When ChatGPT was released in late 2022, it captured attention worldwide. People were amazed by the platform’s ability to answer almost any question (still sometimes with some failures) and generate content from news articles to poetry.
What has since become clear is that Generative AI like ChatGPT could also have an important role to play when it comes to data quality. While the use of artificial intelligence (AI) tools in data processing has tended to focus on predictive analytics, which is now shifting to natural language processing, data analysis and automation.
Fast forward to 2023, and the extent of AI use has grown exponentially. Indeed, according to the Data and Analytics Leadership Annual Executive Survey for 2023, 80.5% of data executives indicate that AI and machine learning (ML) will be an area of increased data and analytics investment during 2023. For 16.3% of them, it will be their highest investment priority.
This focus is because data quality has become critical for effective business management. It ensures that organisations can make informed decisions based on accurate, complete, and consistent information. Poor data quality can result in inaccuracies during decision-making, financial losses, and harm to a brand’s image and standing.

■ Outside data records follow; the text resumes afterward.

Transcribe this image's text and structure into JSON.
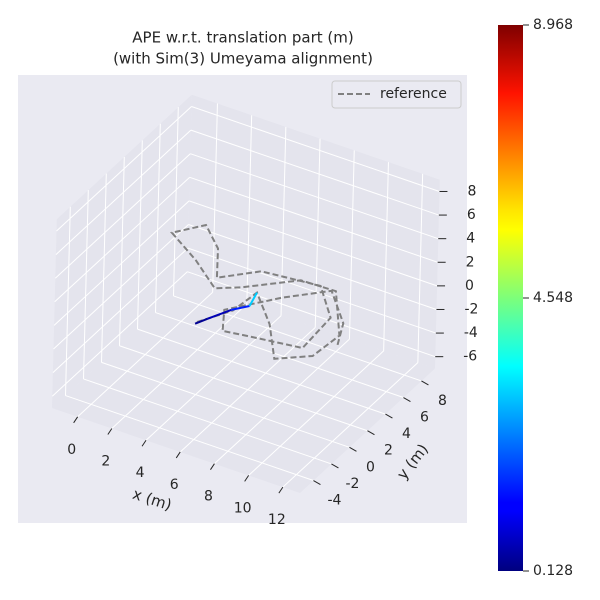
{
  "chart_data": {
    "type": "line3d",
    "title": "APE w.r.t. translation part (m)",
    "subtitle": "(with Sim(3) Umeyama alignment)",
    "xlabel": "x (m)",
    "ylabel": "y (m)",
    "xlim": [
      -1.5,
      13
    ],
    "ylim": [
      -5.5,
      9.5
    ],
    "zlim": [
      -7,
      9
    ],
    "xticks": [
      0,
      2,
      4,
      6,
      8,
      10,
      12
    ],
    "yticks": [
      -4,
      -2,
      0,
      2,
      4,
      6,
      8
    ],
    "zticks": [
      -6,
      -4,
      -2,
      0,
      2,
      4,
      6,
      8
    ],
    "grid": true,
    "legend": "upper right",
    "series": [
      {
        "name": "reference",
        "color": "#808080",
        "line_style": "dashed",
        "x": [
          5.5,
          6.5,
          6.7,
          8.7,
          10.5,
          12.0,
          12.2,
          10.0,
          8.0,
          5.8,
          4.7,
          2.6,
          0.3,
          1.4,
          3.0,
          4.3,
          5.9,
          9.1,
          11.0,
          11.2,
          8.3,
          7.0,
          6.1,
          8.0,
          9.8,
          11.8,
          12.6
        ],
        "y": [
          -3.0,
          -0.9,
          1.4,
          -1.0,
          -3.9,
          -2.5,
          0.1,
          3.9,
          3.8,
          1.4,
          0.5,
          2.4,
          4.1,
          5.8,
          4.1,
          1.5,
          3.4,
          3.9,
          1.4,
          -2.1,
          -2.7,
          -3.0,
          -1.1,
          1.7,
          3.8,
          1.3,
          -0.9
        ],
        "z": [
          2,
          2,
          2,
          2,
          2,
          2,
          2,
          2,
          2,
          2,
          2,
          2,
          2,
          2,
          2,
          2,
          2,
          2,
          2,
          2,
          2,
          2,
          2,
          2,
          2,
          2,
          2
        ]
      }
    ],
    "estimate": {
      "x": [
        5.5,
        5.8,
        6.4,
        7.0,
        6.7
      ],
      "y": [
        -3.2,
        -2.4,
        -0.9,
        0.0,
        1.4
      ],
      "z": [
        2,
        2,
        2,
        2,
        2
      ],
      "values": [
        0.3,
        0.6,
        1.5,
        3.0,
        3.8
      ]
    },
    "colorbar": {
      "cmap": "jet",
      "clim": [
        0.128,
        8.968
      ],
      "ticks": [
        0.128,
        4.548,
        8.968
      ]
    }
  }
}
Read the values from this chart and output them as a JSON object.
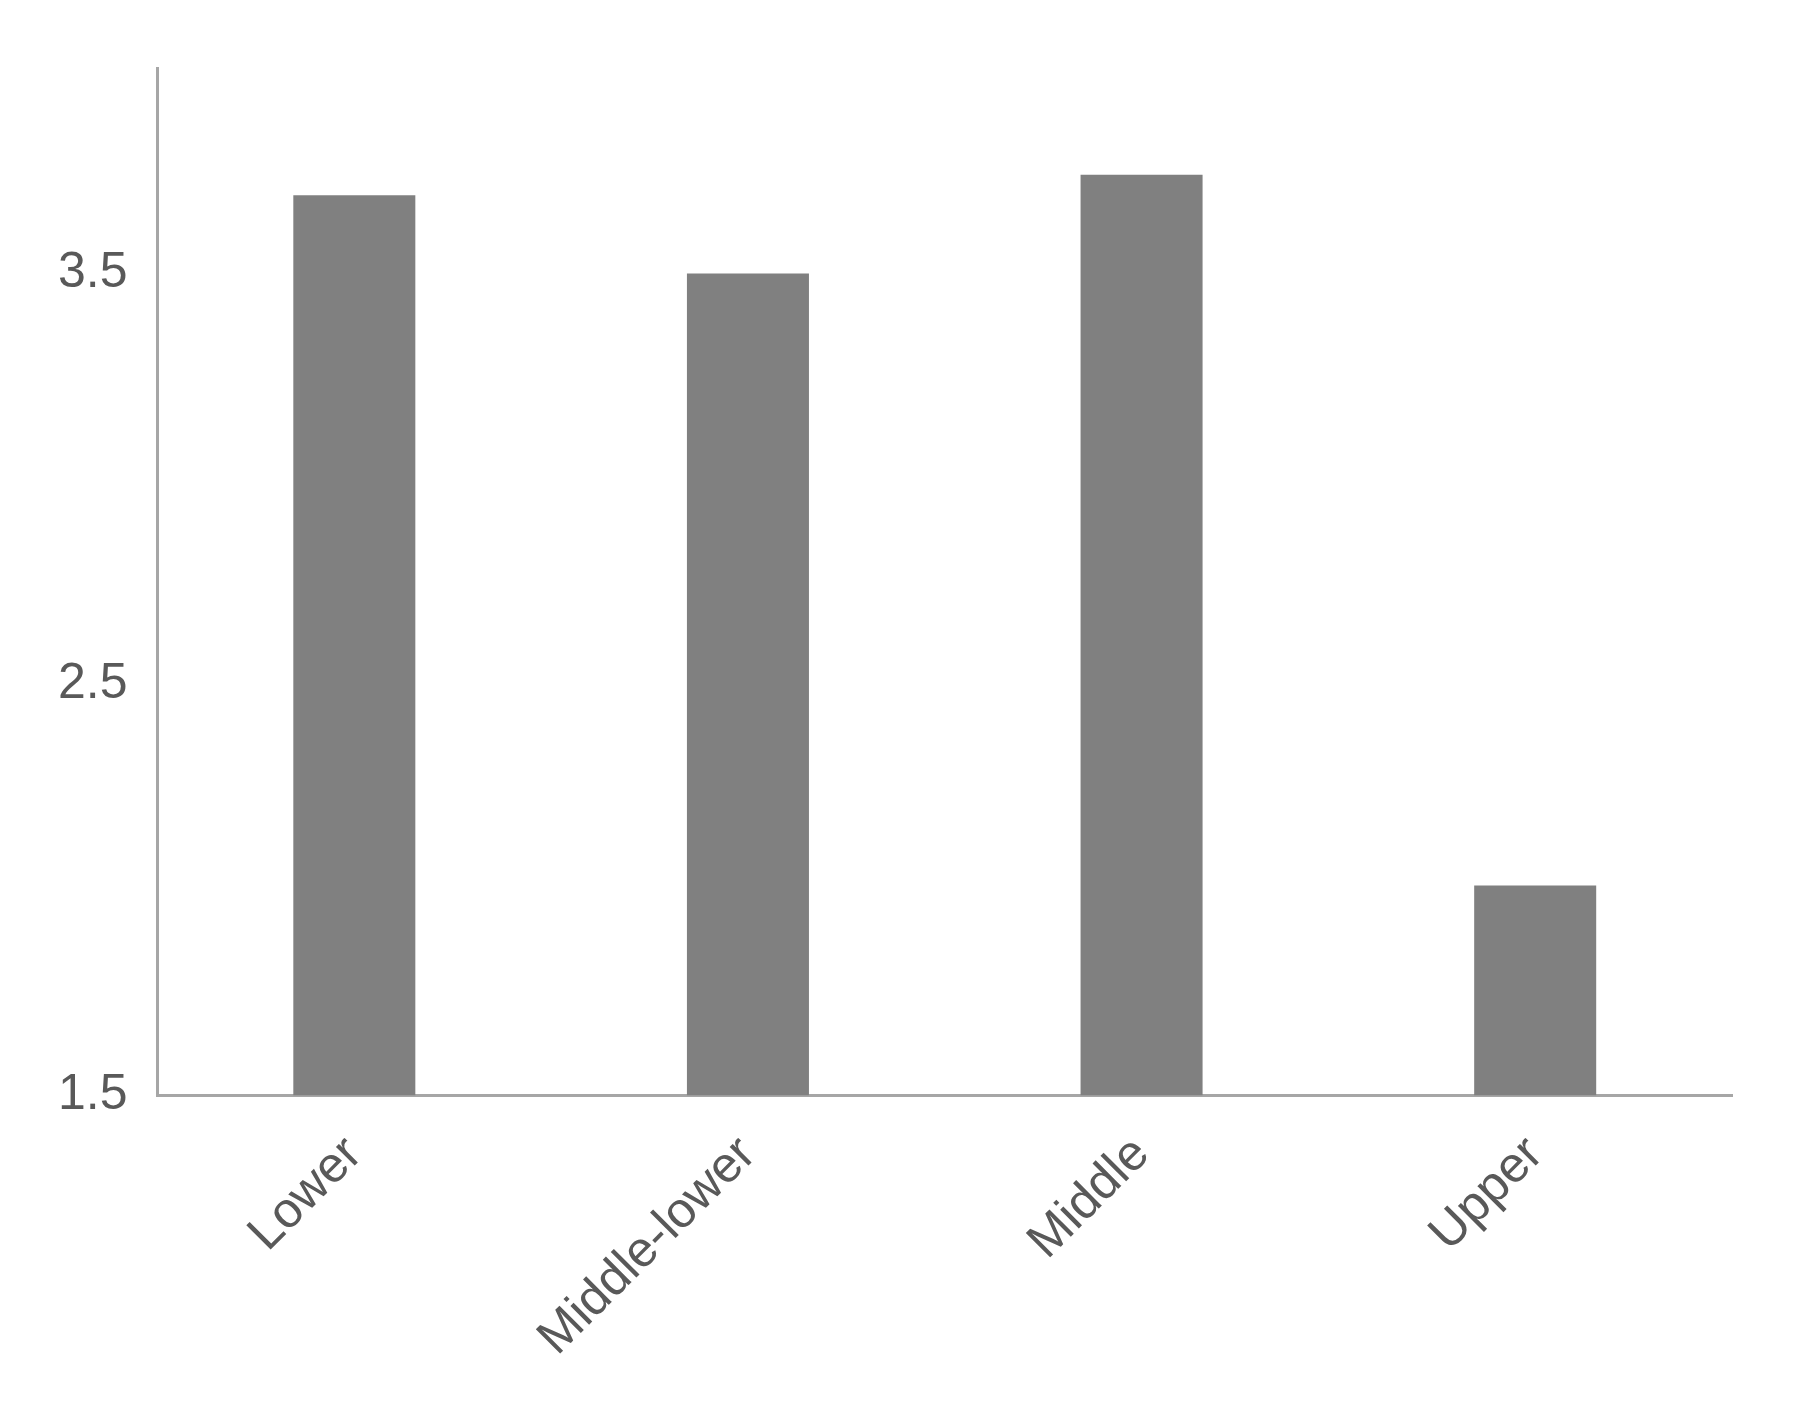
{
  "chart_data": {
    "type": "bar",
    "categories": [
      "Lower",
      "Middle-lower",
      "Middle",
      "Upper"
    ],
    "values": [
      3.69,
      3.5,
      3.74,
      2.01
    ],
    "color": "#808080",
    "ylim": [
      1.5,
      4.0
    ],
    "yticks": [
      1.5,
      2.5,
      3.5
    ]
  }
}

Improving data quality with generative AI
This makes Generative AI components compelling for data analysts and why significant investments are planned. The result will be a different way of managing and analysing data, delivering even more substantial business benefits.
According to analyst firm Gartner, by 2025, at least half of all data management tasks will be automated. Most of this automation will be accomplished using AI/ML-driven tools, specifically generative language models.
This shift has significant implications for data quality. These technologies offer the potential to revolutionise data management by automating and simplifying tasks like never before. This advancement promises to improve accuracy, completeness, and consistency in organisations’ data handling processes.
As an example, improvements could be achieved by following a two-step process. First, a technical data quality assessment would be conducted using ML algorithms that can identify anomalies and quantify the severity of the issues.
Following this, based on the assessment results, a generative language model would be used to suggest data quality rules and transformations in natural language that business stakeholders can readily understand.
AI-generated rules and prompts
Generative AI can also assist businesses in automating data review and creating recommended rules and prompts based on the results.
For example, a business running an online store could use an AI tool to check whether order dates are within an acceptable range and provided customer details are correct.
Business managers could also create additional rules simply by asking in natural language, without needing to write code or develop complex UIs. Once the new rules have been approved, they can be automatically converted into executable code such as Python or SQL.
Before deploying the new code to production, it must be tested and validated using a sample of data to ensure the rules are working as expected. Once the data cleansing process is completed, the refined data can be employed for a wide range of downstream tasks, encompassing data analysis, visualisation, machine learning, and business intelligence.
The pace of change in data management shows no sign of slowing. Although the use of generative language models such as ChatGPT is still in its infancy, we expect usage to increase.
As more businesses understand the value this new generation of tools can deliver, they will push implementation to the top of their to-do lists. But even if the promises are exciting, the technology is still relatively new, and to avoid distorted results in AI models, it's essential to be aware of this and prepared with internal training, responsible practices, or facilitating interactions with UX improvements. You'll reap massive benefits by preparing and training your organisations and teams. And one of the most significant benefits will be greatly improved data quality. Soon.